Review: What Is Life? by Ed Regis Print
Criticism

9780374288518(Contrary Magazine Summer 2008)

A Fine Question Remains Unanswered

It’s a funny title—What is Life? Investigating the Nature of Life in the Age of Synthetic Biology—the grandest question of all followed by a rather nerdy limitation on it. And yet Regis is too smart an author (with several provocative science books in his oeuvre) not to know that the philosophic query predates and dominates the biological one. We get a bit of the former and a lot of the latter, mostly pendulous drops into the pit of defining life biologically. Such a tack is possible only because of our recent far-reaching knowledge of DNA, RNA, and ATP, chemicals whose nano-engineering, billion years’ adaptation, and relational diversity among creatures great and small have riddled the earth with species only a few of which survive.

And yet the more technological telescoping we do, the more difficult it is to find a unifying theory for life. Fixing that distinction is unlikely because scientists, among them Stephen Jay Gould and Stuart Kauffman, do not agree on what life is. For Gould it’s everything (dead or alive) that’s existed from mass extinctions to Barry Bonds’s last homer. For Kauffman, it’s a continuous random creative act in which self-preserving self-assembly vies with natural selection. Yet these offers are mere proposals: since cells, a.k.a. life, have not been synthetically made, what’s uncreated remains undefined. Still, a healthy resistance to pigeon-holing life is the hallmark of Regis’s compact, mindful essay.

Regis emphasizes the work of Erwin Schrödinger who proposed in a 1944 paper that life’s spark is not a mystery but rather a knowable, even reproducible, phenomenon involving physics and chemistry. The Austrian physicist helped spread the now-commonly held notion that life began with chemical reactions in a pre-biotic soup and produced a self-replicating and self-nourishing cell. To live you must do three things: reproduce, mutate, and metabolize. Self-replication is carried out by the genes encoded in every organism’s DNA. Mutation occurs as the entity adapts to the nastiness of its environment. Metabolism is the efficacious making, storing, and eating of food. All these actions happen in a cell which is inside a membrane which is in an environment, a highly cooperative-competitive relationship.

Schrödinger inspired generations of cellular biologists, but his conclusions have come in for rough scrutiny. In particular, as Freeman Dyson put it, we cannot have a definition of life that depends on Schrödinger’s—or anyone’s—"bias toward replication."

For Regis and other investigators to declare that life reproduces-mutates-metabolizes is, believe it or not, too clubby a conclusion. Life is so evolutionarily multi-pronged (how much of what "has lived" never evolved!) that to concentrate on its "heterogeneous characteristics and capabilities" leaves out the messy elements. For example. Life atrophies, runs down and falls apart. Such an end is crucial, for whatever’s left behind is useful to other autocatalytic systems. Dying is a wrench in the self-replicating machine, and it, too, should be on the table. Don’t we know it? That lives end in unwelcome death makes clear and regrettable sense.

Just because a class of things share a semblance of DNA does not mean DNA is alive. DNA "[is] no more necessary to life," Regis writes, "than driving on the right-hand side of the road [is] necessary to driving." DNA is a macromolecule made of nucleic acids that tells other cellular forces to make other molecules that build amino acids, proteins, enzymes. It’s marvelous organic chemistry with a function. But for Regis the cell’s "embodied metabolism" is far more important. What we’ve defined as life is invariably a husked activity.

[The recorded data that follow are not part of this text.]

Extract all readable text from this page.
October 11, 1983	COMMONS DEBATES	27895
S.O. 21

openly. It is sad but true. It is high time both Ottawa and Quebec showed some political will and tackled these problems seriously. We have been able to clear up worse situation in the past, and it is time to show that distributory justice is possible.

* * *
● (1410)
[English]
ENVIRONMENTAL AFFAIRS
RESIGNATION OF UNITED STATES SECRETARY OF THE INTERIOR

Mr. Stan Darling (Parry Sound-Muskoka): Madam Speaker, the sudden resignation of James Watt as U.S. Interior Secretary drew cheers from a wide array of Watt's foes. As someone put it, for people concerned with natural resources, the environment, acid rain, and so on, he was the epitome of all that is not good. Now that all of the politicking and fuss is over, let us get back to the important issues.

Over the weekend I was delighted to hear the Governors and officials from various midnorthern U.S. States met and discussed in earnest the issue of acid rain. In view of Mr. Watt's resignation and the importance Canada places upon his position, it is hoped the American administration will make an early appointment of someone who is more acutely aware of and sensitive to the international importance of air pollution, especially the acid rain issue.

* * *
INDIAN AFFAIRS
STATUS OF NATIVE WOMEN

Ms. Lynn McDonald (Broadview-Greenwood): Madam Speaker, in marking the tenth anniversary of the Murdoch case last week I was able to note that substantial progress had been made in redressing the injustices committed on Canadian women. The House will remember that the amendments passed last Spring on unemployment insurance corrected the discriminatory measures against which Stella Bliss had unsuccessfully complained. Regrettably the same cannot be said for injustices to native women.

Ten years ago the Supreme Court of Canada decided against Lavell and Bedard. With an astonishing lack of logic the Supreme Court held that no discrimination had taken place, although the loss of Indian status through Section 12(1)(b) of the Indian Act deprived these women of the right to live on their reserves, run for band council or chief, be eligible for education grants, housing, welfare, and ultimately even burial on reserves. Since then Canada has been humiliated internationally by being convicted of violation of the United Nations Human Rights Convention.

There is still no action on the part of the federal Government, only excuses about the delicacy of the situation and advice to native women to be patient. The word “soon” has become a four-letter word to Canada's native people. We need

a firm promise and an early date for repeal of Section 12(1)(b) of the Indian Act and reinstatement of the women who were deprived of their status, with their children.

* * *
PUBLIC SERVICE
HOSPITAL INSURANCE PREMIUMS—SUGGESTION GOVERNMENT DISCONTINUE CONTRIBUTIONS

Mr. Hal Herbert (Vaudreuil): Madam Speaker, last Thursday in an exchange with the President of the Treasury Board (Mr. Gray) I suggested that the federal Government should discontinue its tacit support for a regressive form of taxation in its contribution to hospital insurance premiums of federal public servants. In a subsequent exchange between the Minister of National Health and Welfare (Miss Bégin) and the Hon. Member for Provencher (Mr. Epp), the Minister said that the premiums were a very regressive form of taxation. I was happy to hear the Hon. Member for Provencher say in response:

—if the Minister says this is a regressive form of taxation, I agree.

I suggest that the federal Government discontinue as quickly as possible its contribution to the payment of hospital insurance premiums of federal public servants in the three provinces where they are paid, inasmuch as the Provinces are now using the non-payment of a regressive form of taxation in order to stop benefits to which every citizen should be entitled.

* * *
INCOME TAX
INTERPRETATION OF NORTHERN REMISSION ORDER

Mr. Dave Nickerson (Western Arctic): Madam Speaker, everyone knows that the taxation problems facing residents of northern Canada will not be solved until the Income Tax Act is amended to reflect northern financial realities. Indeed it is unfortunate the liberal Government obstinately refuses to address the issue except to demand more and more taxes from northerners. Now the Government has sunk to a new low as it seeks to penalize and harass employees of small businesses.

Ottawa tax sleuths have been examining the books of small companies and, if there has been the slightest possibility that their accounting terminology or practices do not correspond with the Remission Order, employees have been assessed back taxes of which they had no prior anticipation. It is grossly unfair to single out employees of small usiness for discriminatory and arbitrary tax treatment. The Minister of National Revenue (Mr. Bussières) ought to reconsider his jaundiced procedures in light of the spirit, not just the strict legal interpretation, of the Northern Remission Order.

But what of the world outside the husk? Consider the nonconformists. Are gases and other inorganic materials, non-living viruses that colonize living cells, organisms like the mule and other sterile hybrids which cannot reproduce and live only once part of the definition? Is an earthquake alive? A rainbow? A candle flame? Where are their husks, their feed stores? Can’t non-replicating, non-mutating, non-metabolizing entities act? How about a language that "lives" metaphorically? And what of Larry King, who still hosts a live show on CNN but has been functionally dead since 1989?

Despite our DNA-centrism, the multi-ring circus of earth-bound metabolites is one of many shows in town. Over time, the performance is hardly special—a once, not a forever. A part of some mysterious whole. The other damnable thing about "life" is that much of its energy is as if—something is transforming itself into something else that it presently is not. On this point, Regis give us a fine qualifier: life is "at best semidecidable."

Regis falters by imposing too big a gap between his opening gambit about the new field of synthetic biology—the DNA-less protocell and its Petri-dish environment—and its elaborated possibilities at the book’s end. There was plenty of space to make the protocell, which scientists are close to creating, a more dramatic part of the narrative. Otherwise, Regis answers the title’s question by faithfully exploring its unanswerableness.